Physica Status Solidi Rapid Research Letters has published an article written by Aakash Yadav, Graduate School of Semiconductor Materials and Devices Engineering, Ulsan National Institute of Science and Technology (UNIST), Ulsan, 44919 Republic of Korea, and Laboratoire de circuits intégrés pour la Gestion de l’Energie, les Capteurs et Actionneurs (LGECA), Service de Caractérisation, Conception et Simulation (SCCS), Département Composants Silicium (DCOS), CEA-Leti, F-38000 Grenoble, France,Dong-Hyeok Lim, and Hongsik Jeong,School of Materials Science and Engineering, Graduate School of Semiconductor Materials and Devices Engineering, Ulsan National Institute of Science and Technology (UNIST), Ulsan, 44919 Republic of Korea.

Abstract: “Phase-change materials have long been employed for rewriteable optical data storage at the industrial scale and are hailed as one of the most mature technologies for their applications in emerging nonvolatile memories.

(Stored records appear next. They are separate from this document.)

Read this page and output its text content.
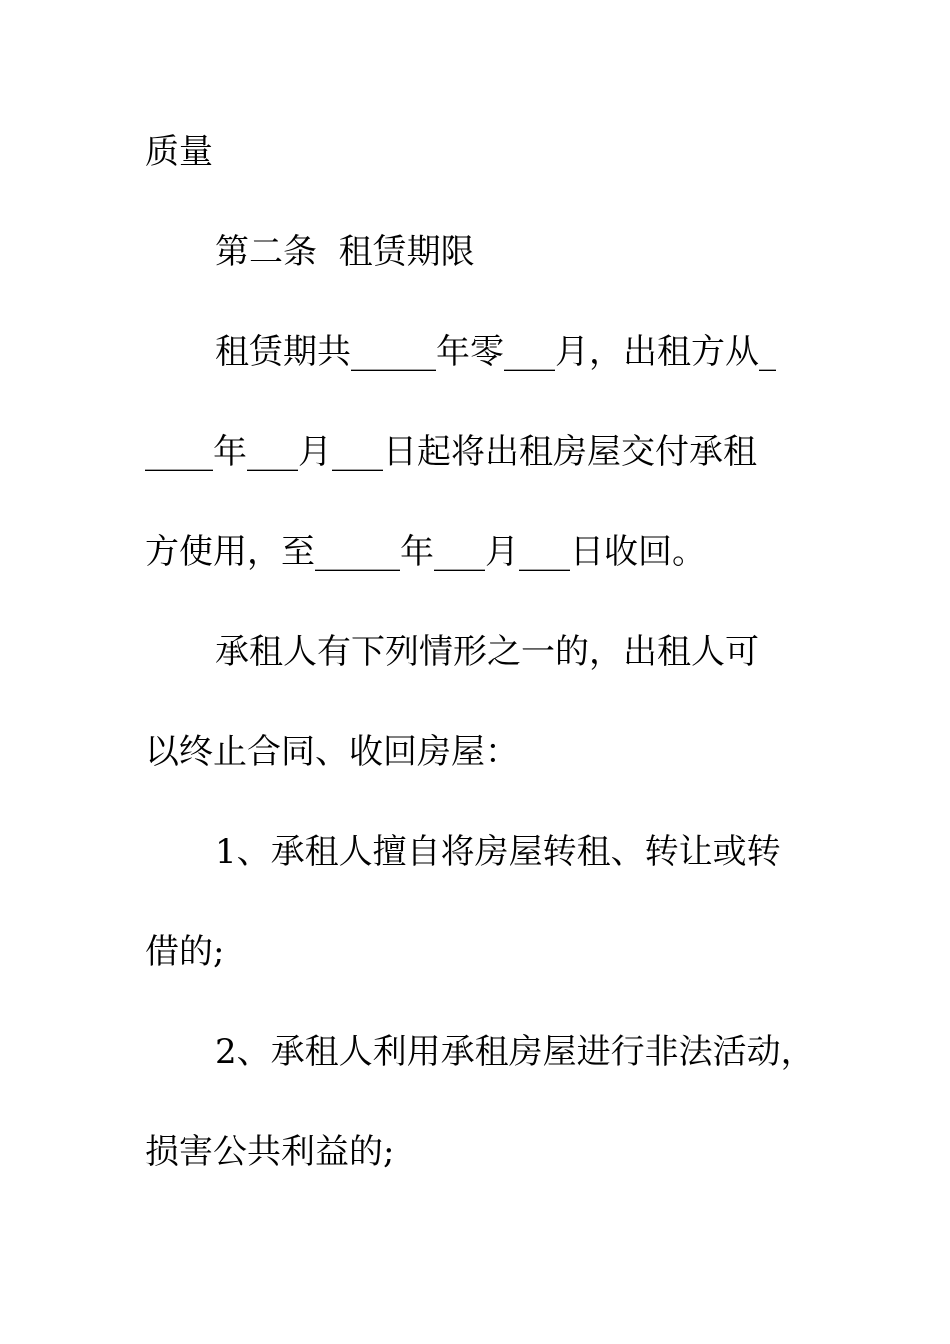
质量
第二条  租赁期限
租赁期共_____年零___月，出租方从_
____年___月___日起将出租房屋交付承租
方使用，至_____年___月___日收回。
承租人有下列情形之一的，出租人可
以终止合同、收回房屋：
1、承租人擅自将房屋转租、转让或转
借的;
2、承租人利用承租房屋进行非法活动，
损害公共利益的;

Memristors based on these materials have the potential to circumvent the long-standing von Neumann bottleneck and offer significant computational advantage through neuromorphic computing. A very core fundamental concept that lies at the crux for such realization is their ability to offer multilevel cell (MLC) storage, in contrast to the binary counterpart. Yet, numerous challenges still remain to be tackled for their successful implementation in this regard. This work is a finite element analysis that particularly reports the polarity dependence of such MLC operation in the conventional mushroom geometry of devices employing this technology. The mechanism lying underneath is discussed and a perspective combining thermoelectric effects with the energy band diagrams resulting from metal–semiconductor contact formation is additionally put forth.“